Every time you complain about not being allowed to send certain foods to school, remember Marcus.

“I was thinking this is a bit of an overreaction.”

If you opened the Sydney Morning Herald today, you would have seen an eight-year-old boy smiling back at you. Marcus was climbing a tree with beautiful blue water in the background. You couldn’t help but smile back at him.

Marcus passed away two years ago. His father, John Terranova, spoke of the day he was called to his son’s after-school care facility because Marcus was having an asthma attack.

“I was thinking this is a bit of an overreaction. A paramedic said: ‘We are doing the best we can for him.’ I was sitting in a kid’s chair thinking they were giving him some help and didn’t want me to get too worried about it.”

But then he saw his son being wheeled out to an ambulance: “They were giving him CPR. I remember saying, ‘Please God, spare him’. He really was an angel, that boy. I live in the hope that there is a heaven and one day I’ll get to be with him again.”

Marcus wasn’t having an asthma attack. He was having an allergic reaction. A report later suggested it was a peanut, a cashew or a kiwi fruit that has triggered anaphylaxis.

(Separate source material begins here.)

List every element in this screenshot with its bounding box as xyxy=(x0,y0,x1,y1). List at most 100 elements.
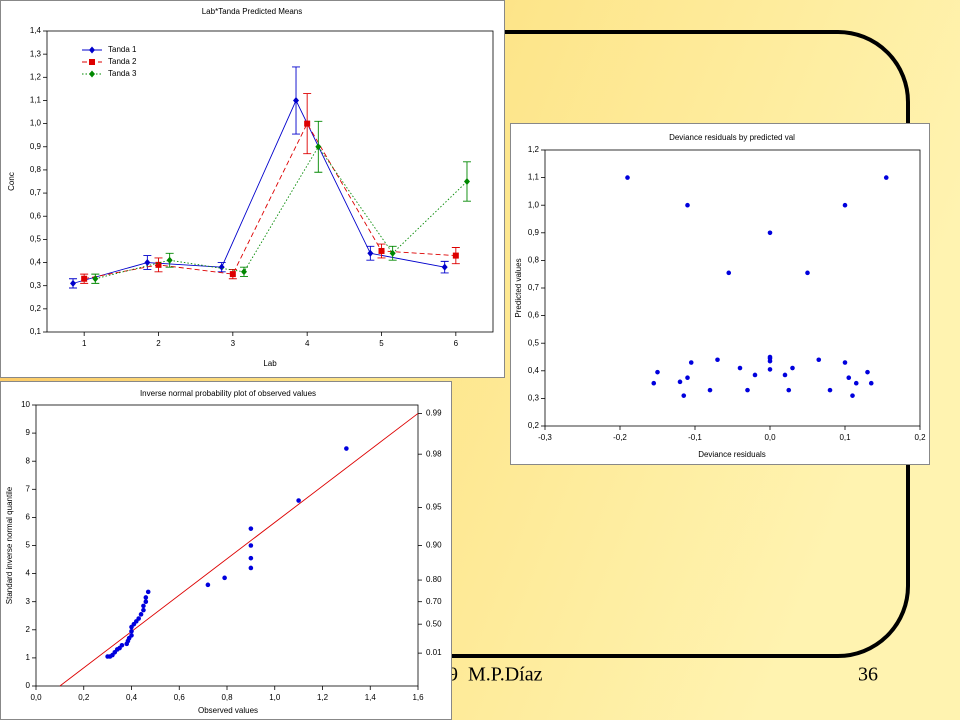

John knew that Marcus had an allergy to peanuts, but had no idea he was at risk of anaphylaxis. “He was seeing a dermatologist but the connection between his eczema, asthma and the allergy was not investigated… The focus was always on the asthma. Somewhere along the line someone should have joined the dots.”

John doesn’t blame the after-school care centre, who he says was “fantastic” (an investigation also cleared them of responsibility of Marcus’s death). The bereaved father now campaigns to have parents have their children regularly tested for allergies, so that a treatment plan can be put in place.

It’s a gut-wrenching story, especially when you remember the splashy headline that was on the cover of that same paper that carried Marcus’s face today: BIRTHDAY BAN TAKES THE CAKE.

Today’s Sydney Morning Herald

It was a story about a child care centre in inner-Sydney that had banned birthday cakes. According to the centre, the cakes were banned because parents were worried about their children eating too much cake (which breached nutritional guidelines), and they were concerned that children with allergies felt excluded because they couldn’t eat the cake.

The response was somewhat predictable: cries of “political correctness gone mad!” “Oh-ho, here come the fun police” in the comment section of every place the story was run (including on Mamamia).

But the truth is: this cake ban has very little to do with political correctness.

It has even less to do with kids feeling sad because they can’t eat cake, or the dangers of eating too much sugar.

You just have to look at Marcus Terranova’s face to know what this is about.

Yes, it is a pain to have to police your own kid’s lunchbox when they go to school. Yes, it is embarrassing to receive a note from your child’s school to tell you that the lunch has been confiscated because it contained potential allergens. Yes, it is a bummer that they can’t eat cake at school.

But the fact is that your kid can come home and roll around in nuts. Your kid can come home and eat all the cake they want.

Your kid can come home.

Kids like Marcus don’t get to come home.

Every time it seems like too much to read the label of your muesli bars to see whether they contain nuts, remember Marcus’s face. Remember how his dad thought everyone was overreacting and sat quietly waiting for him to be treated for an asthma attack.

And remember that this doesn’t have to happen on your watch.